11. The panel correctly sets out in its decision letter dated 8 October 2020 the test for release and the issues to be addressed in making a recommendation to the Secretary of State for a progressive move to open conditions.

 

Parole Board Rules 2019

 

12. Under Rule 28(1) of the Parole Board Rules 2019 the only kind of decision which is eligible for reconsideration is a decision that the prisoner is or is not suitable for release on licence. Such a decision is eligible for reconsideration whether it is made by a paper panel (Rule 19(1)(a) or (b)) or by an oral hearing panel after an oral hearing (Rule 25(1)) or by an oral hearing panel which makes the decision on the papers (Rule 21(7)).

 

13. A decision to recommend or not to recommend a move to open conditions is not eligible for reconsideration under Rule 28. This has been confirmed by the decision on the previous reconsideration application in Barclay [2019] PBRA 6.

 

Irrationality

 

14. In R (DSD and others) v the Parole Board [2018] EWHC 694 (Admin), the Divisional Court set out the test for irrationality to be applied in judicial reviews of Parole Board decisions. It said at para. 116,

 

“the issue is whether the release decision was so outrageous in its defiance of logic or accepted moral standards that no sensible person who had applied his mind to the question to be decided could have arrived at it.

 

15.This test was set out by Lord Diplock in CCSU v Minister for the Civil Service [1985] AC 374. The Divisional Court in DSD went on to indicate that in deciding whether a decision of the Parole Board was irrational, due deference had to be given to the expertise of the Parole Board in making decisions relating to parole.
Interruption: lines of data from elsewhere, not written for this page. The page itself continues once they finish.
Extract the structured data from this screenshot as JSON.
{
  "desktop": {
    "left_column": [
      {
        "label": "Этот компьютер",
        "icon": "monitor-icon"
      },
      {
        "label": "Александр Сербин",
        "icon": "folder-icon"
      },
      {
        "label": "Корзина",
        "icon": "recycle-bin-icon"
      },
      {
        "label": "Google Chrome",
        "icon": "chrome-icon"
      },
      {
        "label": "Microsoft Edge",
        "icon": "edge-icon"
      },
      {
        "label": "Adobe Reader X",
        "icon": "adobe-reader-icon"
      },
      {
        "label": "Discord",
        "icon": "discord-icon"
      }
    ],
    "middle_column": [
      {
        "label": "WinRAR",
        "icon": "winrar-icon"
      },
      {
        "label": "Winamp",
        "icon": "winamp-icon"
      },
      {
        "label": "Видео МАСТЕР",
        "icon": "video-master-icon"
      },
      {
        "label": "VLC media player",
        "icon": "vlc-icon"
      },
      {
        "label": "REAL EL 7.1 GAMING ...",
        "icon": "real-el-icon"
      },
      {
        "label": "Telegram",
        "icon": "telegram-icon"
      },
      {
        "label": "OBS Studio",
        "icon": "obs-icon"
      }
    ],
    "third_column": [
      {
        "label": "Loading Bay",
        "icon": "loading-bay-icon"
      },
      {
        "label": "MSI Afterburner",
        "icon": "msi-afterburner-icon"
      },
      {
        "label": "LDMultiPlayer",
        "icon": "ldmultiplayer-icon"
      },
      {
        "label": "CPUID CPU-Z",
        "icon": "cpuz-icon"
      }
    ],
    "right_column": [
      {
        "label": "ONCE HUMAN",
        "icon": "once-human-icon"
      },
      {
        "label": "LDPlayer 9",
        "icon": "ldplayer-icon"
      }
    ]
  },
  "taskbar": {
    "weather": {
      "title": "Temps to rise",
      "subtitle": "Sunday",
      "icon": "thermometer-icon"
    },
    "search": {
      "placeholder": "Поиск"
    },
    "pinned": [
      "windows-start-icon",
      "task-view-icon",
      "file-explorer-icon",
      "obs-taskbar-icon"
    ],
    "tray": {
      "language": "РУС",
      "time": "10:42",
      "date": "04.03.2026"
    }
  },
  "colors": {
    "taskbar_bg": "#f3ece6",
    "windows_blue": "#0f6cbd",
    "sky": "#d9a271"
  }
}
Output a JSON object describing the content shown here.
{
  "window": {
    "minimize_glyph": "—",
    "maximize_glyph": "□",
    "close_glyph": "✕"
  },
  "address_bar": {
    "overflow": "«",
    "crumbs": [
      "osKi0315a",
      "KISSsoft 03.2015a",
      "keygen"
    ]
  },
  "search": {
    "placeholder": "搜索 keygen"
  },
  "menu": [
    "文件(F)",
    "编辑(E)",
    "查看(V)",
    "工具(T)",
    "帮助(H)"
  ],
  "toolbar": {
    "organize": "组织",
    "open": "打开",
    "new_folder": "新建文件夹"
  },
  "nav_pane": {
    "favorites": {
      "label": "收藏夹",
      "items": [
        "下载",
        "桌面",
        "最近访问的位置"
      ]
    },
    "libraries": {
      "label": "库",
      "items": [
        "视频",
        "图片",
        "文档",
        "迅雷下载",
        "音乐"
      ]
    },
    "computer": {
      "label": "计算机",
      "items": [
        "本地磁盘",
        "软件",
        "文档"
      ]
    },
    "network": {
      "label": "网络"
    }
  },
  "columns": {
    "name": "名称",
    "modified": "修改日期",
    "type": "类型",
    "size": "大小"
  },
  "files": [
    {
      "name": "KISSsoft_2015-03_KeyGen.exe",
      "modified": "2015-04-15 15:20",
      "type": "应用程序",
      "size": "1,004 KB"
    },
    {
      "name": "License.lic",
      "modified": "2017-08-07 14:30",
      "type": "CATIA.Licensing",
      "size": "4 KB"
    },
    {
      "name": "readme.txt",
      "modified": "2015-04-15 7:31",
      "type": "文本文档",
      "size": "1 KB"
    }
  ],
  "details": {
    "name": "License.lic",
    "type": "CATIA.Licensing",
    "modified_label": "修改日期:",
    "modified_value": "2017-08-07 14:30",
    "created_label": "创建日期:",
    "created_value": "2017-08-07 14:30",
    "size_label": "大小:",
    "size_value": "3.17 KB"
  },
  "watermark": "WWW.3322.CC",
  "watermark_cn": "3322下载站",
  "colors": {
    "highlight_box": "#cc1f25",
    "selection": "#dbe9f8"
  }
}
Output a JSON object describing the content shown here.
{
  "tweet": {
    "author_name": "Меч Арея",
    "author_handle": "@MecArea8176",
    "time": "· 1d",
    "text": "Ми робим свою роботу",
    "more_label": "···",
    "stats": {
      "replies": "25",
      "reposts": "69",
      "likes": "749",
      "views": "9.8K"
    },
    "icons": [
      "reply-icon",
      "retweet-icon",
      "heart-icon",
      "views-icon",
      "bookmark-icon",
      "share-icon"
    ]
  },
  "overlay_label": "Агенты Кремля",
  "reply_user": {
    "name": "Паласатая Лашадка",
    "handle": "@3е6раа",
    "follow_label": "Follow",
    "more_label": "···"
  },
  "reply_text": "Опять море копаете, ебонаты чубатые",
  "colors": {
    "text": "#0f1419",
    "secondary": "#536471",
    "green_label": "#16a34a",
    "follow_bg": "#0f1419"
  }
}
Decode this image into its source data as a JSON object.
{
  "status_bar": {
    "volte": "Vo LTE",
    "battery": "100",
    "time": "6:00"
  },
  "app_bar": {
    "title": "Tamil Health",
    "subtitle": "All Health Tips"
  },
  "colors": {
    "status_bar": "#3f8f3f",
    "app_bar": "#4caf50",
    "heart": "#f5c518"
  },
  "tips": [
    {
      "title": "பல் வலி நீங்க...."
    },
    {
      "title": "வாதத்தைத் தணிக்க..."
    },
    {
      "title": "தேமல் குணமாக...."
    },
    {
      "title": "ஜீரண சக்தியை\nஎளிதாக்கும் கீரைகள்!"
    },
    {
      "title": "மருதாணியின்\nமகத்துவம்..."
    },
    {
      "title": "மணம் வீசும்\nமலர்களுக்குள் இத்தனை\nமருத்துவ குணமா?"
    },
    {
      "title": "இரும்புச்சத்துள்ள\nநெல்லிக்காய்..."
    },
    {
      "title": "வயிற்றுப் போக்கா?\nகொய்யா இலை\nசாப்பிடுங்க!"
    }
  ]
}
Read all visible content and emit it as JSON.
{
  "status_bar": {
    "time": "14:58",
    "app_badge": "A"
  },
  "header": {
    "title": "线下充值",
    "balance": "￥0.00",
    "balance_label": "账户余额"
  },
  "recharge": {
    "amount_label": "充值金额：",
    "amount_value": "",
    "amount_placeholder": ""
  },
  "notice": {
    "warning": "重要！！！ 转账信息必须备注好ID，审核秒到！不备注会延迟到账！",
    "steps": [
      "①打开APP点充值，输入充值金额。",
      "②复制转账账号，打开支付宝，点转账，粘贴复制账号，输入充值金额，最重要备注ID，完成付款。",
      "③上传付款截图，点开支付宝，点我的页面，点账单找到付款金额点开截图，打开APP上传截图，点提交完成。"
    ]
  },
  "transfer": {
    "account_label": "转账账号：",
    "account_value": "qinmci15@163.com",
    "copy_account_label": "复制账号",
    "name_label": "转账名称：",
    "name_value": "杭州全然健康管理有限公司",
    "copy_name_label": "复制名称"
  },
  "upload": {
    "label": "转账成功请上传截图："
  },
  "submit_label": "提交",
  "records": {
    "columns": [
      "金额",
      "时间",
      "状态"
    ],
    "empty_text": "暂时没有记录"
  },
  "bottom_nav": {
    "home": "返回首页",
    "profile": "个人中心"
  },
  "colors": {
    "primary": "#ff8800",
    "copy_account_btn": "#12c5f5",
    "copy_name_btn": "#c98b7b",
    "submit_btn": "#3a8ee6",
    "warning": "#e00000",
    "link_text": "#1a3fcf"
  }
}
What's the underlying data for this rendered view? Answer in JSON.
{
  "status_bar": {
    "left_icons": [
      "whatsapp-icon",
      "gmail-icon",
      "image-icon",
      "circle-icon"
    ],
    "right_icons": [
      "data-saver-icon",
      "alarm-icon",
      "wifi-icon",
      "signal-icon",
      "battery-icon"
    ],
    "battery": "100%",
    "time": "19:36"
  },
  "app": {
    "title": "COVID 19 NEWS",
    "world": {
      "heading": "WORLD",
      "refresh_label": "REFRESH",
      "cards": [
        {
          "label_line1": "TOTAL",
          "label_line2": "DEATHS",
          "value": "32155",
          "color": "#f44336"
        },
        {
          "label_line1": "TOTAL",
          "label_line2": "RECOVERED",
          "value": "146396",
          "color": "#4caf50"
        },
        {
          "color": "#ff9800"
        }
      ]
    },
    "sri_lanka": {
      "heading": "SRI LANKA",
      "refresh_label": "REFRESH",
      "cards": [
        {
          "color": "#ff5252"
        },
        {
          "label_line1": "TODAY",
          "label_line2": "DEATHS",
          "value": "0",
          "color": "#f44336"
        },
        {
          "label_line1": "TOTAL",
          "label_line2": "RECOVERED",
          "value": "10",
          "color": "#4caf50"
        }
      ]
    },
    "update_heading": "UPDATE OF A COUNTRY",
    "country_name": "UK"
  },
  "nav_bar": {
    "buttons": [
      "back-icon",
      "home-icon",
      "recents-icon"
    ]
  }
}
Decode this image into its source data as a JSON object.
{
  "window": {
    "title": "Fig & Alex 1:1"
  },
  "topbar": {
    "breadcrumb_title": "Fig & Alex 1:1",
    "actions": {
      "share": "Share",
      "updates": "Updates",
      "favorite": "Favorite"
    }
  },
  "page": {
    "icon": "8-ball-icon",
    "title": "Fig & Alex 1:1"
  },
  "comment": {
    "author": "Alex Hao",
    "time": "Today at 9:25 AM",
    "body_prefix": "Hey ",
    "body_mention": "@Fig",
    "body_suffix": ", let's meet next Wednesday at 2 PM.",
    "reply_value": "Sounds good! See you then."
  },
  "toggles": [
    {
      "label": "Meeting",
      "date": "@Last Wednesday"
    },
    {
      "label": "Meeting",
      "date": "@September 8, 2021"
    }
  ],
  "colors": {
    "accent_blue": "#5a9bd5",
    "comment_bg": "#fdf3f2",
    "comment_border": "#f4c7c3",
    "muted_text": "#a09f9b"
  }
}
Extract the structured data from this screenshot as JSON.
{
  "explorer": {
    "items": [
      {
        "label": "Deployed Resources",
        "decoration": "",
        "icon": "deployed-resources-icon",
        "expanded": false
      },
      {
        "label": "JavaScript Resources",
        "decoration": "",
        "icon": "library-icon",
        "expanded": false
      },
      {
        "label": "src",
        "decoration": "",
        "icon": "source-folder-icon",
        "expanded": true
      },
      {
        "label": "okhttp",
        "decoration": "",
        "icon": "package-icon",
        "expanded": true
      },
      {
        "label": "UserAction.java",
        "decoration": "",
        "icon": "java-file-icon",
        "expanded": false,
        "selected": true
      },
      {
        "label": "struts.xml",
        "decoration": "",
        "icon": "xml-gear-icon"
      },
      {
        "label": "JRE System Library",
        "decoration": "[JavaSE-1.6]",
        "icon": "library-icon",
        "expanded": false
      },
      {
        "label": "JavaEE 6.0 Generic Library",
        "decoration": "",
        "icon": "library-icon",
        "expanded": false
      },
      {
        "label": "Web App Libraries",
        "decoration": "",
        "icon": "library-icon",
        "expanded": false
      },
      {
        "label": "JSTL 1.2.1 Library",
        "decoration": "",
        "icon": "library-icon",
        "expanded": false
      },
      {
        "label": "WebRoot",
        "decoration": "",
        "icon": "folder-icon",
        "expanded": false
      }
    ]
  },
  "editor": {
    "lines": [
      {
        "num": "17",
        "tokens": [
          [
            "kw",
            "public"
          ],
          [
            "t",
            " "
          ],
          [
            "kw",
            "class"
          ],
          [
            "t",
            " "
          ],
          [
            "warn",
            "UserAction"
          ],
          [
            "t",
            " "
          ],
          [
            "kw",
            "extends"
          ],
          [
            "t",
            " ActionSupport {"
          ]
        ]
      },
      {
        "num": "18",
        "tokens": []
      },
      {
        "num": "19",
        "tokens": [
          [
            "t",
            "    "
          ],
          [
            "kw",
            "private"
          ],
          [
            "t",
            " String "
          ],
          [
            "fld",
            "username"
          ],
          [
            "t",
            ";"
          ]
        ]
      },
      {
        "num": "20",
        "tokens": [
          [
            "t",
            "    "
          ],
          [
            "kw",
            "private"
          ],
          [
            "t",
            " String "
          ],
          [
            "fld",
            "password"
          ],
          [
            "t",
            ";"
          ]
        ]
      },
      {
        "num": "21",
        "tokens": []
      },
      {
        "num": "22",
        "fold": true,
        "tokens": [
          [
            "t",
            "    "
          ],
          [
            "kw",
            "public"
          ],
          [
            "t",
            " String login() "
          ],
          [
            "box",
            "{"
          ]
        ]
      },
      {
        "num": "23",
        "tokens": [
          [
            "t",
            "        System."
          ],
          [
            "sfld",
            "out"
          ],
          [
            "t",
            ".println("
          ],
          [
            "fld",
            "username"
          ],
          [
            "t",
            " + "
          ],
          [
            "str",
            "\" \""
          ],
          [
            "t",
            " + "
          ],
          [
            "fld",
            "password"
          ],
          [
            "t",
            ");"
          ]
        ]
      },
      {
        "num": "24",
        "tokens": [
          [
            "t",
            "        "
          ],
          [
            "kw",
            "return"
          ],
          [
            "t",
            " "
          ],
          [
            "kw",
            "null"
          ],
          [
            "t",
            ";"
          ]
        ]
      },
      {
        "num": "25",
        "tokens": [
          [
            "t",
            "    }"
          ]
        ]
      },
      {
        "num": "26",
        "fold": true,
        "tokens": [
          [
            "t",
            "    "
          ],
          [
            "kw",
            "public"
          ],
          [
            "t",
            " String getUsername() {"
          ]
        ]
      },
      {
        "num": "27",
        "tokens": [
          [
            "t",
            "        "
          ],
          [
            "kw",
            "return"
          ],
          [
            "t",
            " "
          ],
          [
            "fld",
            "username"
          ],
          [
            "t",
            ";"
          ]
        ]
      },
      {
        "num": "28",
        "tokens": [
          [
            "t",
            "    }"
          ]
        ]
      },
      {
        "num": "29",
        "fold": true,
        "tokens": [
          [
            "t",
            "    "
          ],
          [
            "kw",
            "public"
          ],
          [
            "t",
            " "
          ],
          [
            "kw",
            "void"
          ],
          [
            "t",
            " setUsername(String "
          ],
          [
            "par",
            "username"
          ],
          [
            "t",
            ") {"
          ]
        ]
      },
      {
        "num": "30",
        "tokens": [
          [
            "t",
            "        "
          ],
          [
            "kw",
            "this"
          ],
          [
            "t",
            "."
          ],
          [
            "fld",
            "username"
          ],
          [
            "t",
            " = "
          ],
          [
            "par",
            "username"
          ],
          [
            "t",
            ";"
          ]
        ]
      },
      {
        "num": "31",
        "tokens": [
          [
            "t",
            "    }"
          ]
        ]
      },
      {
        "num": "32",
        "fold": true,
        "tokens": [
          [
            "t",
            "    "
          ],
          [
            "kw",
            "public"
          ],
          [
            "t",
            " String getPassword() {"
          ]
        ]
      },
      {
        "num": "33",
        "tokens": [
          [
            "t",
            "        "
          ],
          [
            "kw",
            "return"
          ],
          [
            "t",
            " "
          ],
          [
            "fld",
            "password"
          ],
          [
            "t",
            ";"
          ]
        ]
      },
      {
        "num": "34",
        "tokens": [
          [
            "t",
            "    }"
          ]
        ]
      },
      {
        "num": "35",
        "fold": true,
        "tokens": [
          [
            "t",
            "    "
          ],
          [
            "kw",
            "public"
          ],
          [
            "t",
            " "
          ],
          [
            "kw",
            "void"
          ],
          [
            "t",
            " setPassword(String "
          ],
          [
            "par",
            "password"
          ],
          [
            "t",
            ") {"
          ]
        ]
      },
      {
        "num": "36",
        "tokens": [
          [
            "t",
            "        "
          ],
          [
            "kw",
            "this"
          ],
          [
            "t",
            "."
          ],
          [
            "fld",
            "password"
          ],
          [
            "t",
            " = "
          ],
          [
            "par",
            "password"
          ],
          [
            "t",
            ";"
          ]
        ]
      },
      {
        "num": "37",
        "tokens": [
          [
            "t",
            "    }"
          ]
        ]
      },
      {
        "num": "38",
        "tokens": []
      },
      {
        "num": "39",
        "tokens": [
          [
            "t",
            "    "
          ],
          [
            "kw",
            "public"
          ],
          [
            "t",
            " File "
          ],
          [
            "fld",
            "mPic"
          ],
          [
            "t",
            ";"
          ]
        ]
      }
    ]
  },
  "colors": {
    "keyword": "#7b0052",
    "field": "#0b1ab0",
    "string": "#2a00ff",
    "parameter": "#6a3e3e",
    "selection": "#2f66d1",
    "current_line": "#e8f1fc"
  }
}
The Board, when considering whether or not to direct a reconsideration, will adopt the same high standard for establishing ‘irrationality’. The fact that Rule 28 contains the same adjective as is used in judicial review shows that the same test is to be applied.

 

16. The application of this test has been confirmed in previous decisions on applications for reconsideration under rule 28: Preston [2019] PBRA 1 and others.

 

The reply on behalf of the Secretary of State

 

17. The Secretary of State has indicated that he does not intend to respond to the application.

 

Discussion

 

18. The 2020 panel heard different evidence from that heard by the 2019 panel. It is in no sense irrational for the two panels to have come to different conclusions on different evidence. At the 2019 hearing all the professional witnesses supported release. At the 2020 hearing, after the Applicant had breached the terms of his Sexual Offences Prevention Order and of his licence, the professional witnesses did not recommend release, and gave their reasons, which included the Applicant’s lack of openness and honesty in dealing with those supervising him. The panel considered all the evidence, including that of the Applicant, and carefully assessed it. The panel’s conclusion was that until the Applicant developed strategies to identify and manage his risk of sexual reoffending in the community, he presented an ongoing risk of serious harm which could not be managed in the community. Accordingly, he did not meet the test for release. This was a decision to which the panel was entitled to come to on the evidence.

 

19. The panel was entitled, indeed obliged, to make its own assessment of the Applicant’s explanation for his breaches of his Sexual Offences Prevention Order and licence conditions. The fact that his explanation was consistent over time does not necessarily mean that it was true. There is no basis for the suggestion that the panel placed undue weight on the circumstances of the recall.

 

Decision

 

20. For the reasons I have given, I do not consider that the decision was irrational and accordingly the application for reconsideration is refused.